Bad Start to October for Stocks
Thursday, October 1st, 2009As good as the third quarter was for the stock market, October and the fourth quarter sure got off to a rough start. The Dow fell 203 points on this first day of October and the broader S&P 500 lost 27.23, or 2.58%. The weakness today was evident from the very beginning of the session and the selling pressure didn’t let up until the closing bell rang.
What was the cause of today’s weakness? There were quite a few things to blame for today’s terrible start to the month of October. First of all the economic data released data was very disappointing to investors. Jobless claims rose much more than expected, and the ISM Manufacturing Index also came in below expectations. In addition to these problems market participants likely are trying to take some profits from the historical run up that we have seen in the market over the last few months. Finally, stocks were drug down by the stronger US dollar, which was buoyed by supportive comments from Ben Bernanke. In the end there were plenty of reasons to sell and with a market that has come so far and so fast, it fell quickly.

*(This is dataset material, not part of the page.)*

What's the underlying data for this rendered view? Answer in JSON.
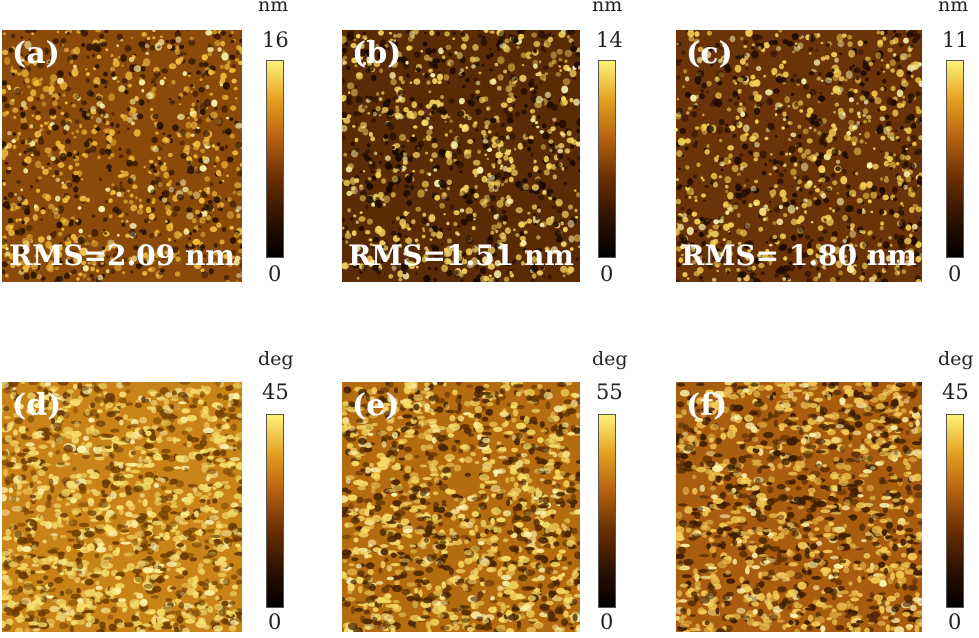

Keep in mind that October is historically not a great month for stocks. Stocks bucked the trend in September by finishing with a very nice result, but historically speaking seeing a pullback in the month of October should not come as a surprise to investors. How do you use a potential pullback in stocks? If you have confidence that the economy is indeed turning around and corporate balance sheets will continue to improve then now is a good time to start making out a shopping list of stocks to put on your radar that might be a good buy when the selloff occurs. The month of October has historically been a good time to load up on stocks when pullbacks occur, so keep that in mind!